Solomon — Wisdom Tested by Devotion

Mar 19, 2026By Brittany Kubow
Brittany Kubow

The Other Half of the Story
Solomon — Wisdom Tested by Devotion

Solomon began well.

When God offered him anything, he did not ask for wealth or power.

He asked for wisdom.

And God gave it.

He became known for discernment.
He built the temple.
He established peace.
His kingdom flourished.

From the outside, it looked like success.

But strength in Scripture is not measured by how well a man begins.

It is measured by what holds his heart over time.

Solomon accumulated influence.
He accumulated wealth.
He accumulated wives and alliances.

And slowly, devotion divided.

His mind remained sharp.
His leadership remained effective.
But his heart drifted.

This is a quieter warning.

A man can be intelligent and still be unfaithful.
He can lead publicly while compromising privately.
He can build something great and slowly lose the reason he built it.

Biblical masculinity is not only about courage in crisis.
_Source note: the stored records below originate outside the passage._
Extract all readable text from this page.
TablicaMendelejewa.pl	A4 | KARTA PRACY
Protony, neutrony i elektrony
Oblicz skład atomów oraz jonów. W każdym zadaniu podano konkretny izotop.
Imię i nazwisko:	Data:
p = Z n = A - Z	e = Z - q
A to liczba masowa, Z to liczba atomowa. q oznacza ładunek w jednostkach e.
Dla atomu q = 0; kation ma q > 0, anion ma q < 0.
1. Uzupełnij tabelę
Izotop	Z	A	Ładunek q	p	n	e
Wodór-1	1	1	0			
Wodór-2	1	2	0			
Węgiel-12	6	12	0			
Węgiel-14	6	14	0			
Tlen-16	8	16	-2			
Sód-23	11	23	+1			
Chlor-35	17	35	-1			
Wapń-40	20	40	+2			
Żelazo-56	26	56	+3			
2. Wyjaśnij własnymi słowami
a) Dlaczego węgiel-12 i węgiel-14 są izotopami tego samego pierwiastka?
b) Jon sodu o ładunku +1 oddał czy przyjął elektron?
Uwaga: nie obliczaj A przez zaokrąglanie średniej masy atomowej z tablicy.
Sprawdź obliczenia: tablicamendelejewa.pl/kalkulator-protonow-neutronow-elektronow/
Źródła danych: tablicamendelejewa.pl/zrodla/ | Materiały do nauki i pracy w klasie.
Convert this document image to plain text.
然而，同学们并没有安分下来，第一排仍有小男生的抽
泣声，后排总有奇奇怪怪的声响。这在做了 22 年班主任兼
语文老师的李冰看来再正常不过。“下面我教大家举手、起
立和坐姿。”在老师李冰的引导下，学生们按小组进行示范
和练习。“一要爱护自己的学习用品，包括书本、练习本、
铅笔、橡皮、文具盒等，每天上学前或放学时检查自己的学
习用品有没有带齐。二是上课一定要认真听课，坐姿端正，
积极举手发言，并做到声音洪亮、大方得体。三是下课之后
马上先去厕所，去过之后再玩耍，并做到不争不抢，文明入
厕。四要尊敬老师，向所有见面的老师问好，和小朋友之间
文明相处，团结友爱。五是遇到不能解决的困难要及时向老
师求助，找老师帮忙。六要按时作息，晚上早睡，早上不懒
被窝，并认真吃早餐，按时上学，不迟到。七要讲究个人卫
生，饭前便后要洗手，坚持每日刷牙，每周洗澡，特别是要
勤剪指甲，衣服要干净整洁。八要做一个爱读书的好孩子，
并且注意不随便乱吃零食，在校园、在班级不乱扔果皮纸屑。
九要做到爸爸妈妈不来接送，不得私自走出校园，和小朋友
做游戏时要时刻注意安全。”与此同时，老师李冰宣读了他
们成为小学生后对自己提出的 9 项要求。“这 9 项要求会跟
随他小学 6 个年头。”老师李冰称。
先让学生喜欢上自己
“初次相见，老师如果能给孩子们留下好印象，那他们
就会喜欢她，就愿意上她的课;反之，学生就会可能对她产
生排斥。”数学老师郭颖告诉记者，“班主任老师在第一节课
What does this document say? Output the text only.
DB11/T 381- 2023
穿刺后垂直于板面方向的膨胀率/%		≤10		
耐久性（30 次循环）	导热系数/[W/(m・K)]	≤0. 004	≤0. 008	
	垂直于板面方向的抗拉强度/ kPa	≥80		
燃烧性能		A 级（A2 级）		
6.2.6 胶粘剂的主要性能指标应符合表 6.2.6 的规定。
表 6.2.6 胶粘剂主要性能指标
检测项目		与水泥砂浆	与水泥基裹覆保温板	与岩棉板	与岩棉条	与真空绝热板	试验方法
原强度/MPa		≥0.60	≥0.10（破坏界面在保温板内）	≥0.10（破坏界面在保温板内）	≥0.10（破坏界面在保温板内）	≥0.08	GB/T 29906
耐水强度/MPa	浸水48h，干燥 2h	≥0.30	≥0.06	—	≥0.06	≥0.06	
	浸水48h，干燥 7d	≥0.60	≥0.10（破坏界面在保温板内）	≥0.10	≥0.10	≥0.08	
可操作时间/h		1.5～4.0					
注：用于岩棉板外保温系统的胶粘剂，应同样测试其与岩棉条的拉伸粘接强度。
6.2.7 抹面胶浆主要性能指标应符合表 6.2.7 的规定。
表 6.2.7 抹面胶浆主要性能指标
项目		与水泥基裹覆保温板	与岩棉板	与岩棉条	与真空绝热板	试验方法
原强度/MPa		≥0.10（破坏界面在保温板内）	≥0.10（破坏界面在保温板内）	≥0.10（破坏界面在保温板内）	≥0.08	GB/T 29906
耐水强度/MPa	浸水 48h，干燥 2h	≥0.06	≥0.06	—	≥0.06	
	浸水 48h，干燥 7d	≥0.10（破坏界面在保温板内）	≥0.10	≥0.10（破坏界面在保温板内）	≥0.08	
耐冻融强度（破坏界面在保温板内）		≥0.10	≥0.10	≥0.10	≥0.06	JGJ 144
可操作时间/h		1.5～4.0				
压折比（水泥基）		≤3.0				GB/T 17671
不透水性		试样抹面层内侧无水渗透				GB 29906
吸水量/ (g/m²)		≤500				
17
It is about loyalty in comfort.

Solomon’s story does not end with dramatic collapse.

It ends with complexity — a legacy mixed with brilliance and regret.

And that may be the point.

Because the greatest threat to a man’s strength is not always failure.

Sometimes it is comfort.

Christ fulfills what Solomon could not.

He held wisdom without pride.
Authority without excess.
Power without divided affection.

A man’s strength is not proven by how much he can build.

It is proven by what he refuses to let replace God.

Because devotion — not ability — determines endurance.